Day-Ahead Photovoltaic Power Forecasting Using Deep Learning with an Autoencoder-Based Correction Strategy

Accurate forecasting is crucial for successfully integrating photovoltaic (PV) power plants into electrical grids and microgrids. Accordingly, this work presents a hybrid methodology for day-ahead PV power forecasting (PPF). It begins by examining three deep learning (DL) techniques, long short-term memory (LSTM), gated recurrent unit (GRU), and multilayer perceptron (MLP), as potential forecasting models. To find a robust forecasting model, feature selection is employed to select the most relevant input features, and additionally, hyperparameter optimization is performed using the Chu–Beasley genetic algorithm to automatically set the hyperparameters for each technique.
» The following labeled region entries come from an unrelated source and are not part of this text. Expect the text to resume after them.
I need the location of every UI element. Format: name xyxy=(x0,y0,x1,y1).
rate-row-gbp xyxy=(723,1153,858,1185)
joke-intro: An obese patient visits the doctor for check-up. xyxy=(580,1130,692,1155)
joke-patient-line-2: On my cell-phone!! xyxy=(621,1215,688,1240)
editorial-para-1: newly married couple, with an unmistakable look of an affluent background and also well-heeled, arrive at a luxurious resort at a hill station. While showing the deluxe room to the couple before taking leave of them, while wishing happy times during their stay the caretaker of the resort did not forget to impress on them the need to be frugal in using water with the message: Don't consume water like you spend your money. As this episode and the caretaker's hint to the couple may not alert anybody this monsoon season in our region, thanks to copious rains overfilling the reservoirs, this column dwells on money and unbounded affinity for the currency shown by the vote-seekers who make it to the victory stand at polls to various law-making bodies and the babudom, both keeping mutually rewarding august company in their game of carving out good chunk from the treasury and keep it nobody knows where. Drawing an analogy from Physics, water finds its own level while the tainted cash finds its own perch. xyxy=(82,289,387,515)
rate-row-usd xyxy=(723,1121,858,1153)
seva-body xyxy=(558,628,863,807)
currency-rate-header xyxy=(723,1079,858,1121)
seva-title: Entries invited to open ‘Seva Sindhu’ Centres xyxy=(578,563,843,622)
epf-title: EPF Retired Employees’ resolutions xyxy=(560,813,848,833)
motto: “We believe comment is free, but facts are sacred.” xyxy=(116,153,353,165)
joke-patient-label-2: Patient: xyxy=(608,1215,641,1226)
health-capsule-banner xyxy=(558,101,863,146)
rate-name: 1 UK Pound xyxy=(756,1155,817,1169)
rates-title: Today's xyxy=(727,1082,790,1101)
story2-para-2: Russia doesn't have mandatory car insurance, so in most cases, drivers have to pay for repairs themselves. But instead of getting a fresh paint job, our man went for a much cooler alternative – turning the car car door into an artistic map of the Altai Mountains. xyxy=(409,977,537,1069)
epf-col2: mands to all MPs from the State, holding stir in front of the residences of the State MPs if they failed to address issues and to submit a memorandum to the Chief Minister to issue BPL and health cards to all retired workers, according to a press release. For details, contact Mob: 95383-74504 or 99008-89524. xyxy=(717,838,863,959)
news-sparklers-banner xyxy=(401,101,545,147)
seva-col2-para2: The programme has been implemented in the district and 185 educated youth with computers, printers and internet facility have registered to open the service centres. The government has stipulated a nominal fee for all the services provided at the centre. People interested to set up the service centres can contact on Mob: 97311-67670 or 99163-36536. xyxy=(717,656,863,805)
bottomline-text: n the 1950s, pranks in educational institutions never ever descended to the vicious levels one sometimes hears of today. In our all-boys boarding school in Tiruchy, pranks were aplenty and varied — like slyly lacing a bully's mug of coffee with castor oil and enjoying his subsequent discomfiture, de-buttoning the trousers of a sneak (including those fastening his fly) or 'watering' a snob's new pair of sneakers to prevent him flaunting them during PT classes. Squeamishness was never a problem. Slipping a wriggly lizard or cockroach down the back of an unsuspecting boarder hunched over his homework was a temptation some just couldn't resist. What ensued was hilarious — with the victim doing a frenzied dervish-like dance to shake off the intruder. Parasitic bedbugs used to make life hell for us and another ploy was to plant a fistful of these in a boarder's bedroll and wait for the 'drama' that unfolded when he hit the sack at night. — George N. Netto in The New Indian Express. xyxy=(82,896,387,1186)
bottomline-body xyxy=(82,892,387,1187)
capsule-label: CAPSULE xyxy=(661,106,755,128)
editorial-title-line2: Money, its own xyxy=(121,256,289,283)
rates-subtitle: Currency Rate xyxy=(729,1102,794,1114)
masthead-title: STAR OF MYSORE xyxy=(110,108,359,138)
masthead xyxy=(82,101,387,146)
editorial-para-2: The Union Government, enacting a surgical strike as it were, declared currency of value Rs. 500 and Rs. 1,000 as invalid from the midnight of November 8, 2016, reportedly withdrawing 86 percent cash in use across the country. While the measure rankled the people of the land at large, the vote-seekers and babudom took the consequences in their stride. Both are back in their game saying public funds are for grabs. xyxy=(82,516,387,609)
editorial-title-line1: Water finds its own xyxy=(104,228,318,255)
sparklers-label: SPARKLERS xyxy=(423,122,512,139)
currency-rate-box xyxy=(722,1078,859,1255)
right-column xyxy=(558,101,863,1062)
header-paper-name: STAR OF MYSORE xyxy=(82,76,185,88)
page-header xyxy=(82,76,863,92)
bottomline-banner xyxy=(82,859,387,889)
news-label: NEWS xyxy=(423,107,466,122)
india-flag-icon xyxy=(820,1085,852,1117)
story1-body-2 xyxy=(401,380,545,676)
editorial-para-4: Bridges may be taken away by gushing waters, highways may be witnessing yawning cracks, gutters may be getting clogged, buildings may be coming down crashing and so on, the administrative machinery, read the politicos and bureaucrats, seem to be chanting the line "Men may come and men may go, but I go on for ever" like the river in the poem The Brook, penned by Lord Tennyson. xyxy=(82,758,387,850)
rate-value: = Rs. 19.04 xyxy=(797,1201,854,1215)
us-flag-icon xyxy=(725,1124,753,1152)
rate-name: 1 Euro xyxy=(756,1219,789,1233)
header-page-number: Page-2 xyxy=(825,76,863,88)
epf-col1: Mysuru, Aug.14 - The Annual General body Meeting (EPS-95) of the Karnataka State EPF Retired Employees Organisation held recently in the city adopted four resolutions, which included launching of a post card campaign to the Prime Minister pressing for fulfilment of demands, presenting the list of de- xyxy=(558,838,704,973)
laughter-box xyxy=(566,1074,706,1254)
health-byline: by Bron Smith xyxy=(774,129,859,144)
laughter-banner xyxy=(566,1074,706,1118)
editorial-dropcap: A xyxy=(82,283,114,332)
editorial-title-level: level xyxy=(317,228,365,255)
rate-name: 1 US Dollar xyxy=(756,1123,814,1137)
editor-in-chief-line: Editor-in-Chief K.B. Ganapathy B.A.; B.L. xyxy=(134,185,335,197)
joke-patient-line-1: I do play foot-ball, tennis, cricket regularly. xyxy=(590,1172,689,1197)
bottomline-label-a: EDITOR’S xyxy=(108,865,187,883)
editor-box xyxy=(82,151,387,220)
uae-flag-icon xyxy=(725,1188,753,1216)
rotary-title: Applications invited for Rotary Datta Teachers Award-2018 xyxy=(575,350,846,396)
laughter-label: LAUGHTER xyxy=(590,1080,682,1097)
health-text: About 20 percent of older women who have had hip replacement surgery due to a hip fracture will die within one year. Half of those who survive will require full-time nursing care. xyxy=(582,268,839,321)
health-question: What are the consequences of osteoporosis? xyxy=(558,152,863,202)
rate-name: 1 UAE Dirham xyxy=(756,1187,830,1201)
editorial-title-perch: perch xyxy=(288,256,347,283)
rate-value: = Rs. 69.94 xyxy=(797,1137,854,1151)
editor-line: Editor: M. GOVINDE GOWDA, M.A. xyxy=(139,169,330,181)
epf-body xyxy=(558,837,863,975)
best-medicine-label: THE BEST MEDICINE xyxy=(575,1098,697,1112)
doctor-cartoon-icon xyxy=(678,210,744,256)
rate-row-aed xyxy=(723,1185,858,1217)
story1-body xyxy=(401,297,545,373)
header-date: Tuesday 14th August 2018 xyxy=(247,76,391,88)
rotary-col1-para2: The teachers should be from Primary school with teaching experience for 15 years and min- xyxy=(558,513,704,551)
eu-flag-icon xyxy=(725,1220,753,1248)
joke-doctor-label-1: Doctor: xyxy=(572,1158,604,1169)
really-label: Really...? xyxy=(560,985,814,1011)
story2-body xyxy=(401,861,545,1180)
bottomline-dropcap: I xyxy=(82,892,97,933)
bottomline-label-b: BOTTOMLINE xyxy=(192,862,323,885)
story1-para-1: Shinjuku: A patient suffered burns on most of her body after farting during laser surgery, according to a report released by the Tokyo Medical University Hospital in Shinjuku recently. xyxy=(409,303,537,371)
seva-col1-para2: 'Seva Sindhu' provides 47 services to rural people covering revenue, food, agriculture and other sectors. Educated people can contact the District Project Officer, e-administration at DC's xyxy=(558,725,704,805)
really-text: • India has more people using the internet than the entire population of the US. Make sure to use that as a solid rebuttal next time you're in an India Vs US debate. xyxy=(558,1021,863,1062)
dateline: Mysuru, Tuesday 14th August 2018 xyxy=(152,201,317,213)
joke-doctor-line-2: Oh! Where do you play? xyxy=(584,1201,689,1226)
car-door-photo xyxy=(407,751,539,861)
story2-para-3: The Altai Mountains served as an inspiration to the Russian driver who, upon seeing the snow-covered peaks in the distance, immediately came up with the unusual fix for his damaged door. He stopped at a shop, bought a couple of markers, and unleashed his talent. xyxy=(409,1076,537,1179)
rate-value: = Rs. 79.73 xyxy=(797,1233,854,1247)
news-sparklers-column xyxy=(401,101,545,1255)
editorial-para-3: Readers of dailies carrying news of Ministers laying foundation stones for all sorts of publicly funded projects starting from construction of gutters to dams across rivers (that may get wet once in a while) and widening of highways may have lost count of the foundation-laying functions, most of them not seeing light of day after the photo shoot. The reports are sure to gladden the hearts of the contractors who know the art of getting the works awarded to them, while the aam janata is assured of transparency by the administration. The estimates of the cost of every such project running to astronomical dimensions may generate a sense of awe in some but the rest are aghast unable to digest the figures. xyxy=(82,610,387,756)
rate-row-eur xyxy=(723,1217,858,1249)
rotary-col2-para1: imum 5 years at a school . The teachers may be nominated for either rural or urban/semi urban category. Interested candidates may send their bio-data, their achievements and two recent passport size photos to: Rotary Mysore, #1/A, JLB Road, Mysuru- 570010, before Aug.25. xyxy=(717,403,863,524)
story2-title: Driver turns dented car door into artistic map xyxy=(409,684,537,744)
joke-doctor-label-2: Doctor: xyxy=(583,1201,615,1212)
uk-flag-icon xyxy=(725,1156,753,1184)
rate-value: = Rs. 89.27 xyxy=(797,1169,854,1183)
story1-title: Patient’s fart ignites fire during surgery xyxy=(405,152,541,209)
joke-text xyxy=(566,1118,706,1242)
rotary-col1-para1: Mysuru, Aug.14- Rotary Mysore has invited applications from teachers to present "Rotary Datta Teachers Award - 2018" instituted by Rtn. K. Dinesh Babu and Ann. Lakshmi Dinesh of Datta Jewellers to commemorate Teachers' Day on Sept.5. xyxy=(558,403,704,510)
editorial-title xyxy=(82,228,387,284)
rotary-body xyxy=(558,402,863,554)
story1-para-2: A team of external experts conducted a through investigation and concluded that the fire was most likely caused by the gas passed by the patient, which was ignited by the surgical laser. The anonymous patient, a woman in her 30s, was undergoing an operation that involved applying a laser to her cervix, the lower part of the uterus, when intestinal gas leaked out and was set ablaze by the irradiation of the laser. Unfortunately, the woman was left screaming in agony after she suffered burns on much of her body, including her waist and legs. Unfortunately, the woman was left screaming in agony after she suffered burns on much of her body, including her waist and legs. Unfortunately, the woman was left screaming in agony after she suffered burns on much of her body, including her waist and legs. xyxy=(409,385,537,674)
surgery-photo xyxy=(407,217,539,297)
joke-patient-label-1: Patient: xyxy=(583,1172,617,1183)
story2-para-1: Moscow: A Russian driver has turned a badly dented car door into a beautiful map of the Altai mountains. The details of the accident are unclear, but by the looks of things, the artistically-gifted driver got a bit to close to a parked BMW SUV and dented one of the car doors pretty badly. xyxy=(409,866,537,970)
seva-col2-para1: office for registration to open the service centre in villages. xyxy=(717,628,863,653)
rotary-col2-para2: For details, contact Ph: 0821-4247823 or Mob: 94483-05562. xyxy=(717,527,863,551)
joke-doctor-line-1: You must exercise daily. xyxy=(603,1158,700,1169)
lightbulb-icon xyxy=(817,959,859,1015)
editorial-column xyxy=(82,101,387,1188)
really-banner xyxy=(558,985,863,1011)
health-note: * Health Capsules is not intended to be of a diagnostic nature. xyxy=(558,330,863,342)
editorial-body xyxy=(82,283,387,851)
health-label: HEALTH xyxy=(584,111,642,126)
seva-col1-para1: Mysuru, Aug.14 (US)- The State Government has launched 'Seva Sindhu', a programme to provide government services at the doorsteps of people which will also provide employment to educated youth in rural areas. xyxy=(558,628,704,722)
An initial day-ahead PPF is computed recursively after selecting the optimal forecasting model. Subsequently, this initial forecast is refined using a long-short-term memory autoencoder (LSTM-AE) that corrects the initial PPF. To further enhance the interpretability of the final forecast, the k-means algorithm, incorporating a soft-dynamic time warping (DTW) metric, is utilized. The efficacy of the methodology is validated using real data from a solar farm at the State University of Campinas (UNICAMP) in Brazil. Empirical results demonstrate that the proposed methodology improves the forecast accuracy by more than 3.5% when LSTM-AE is applied for correction compared to state-of-the-art models.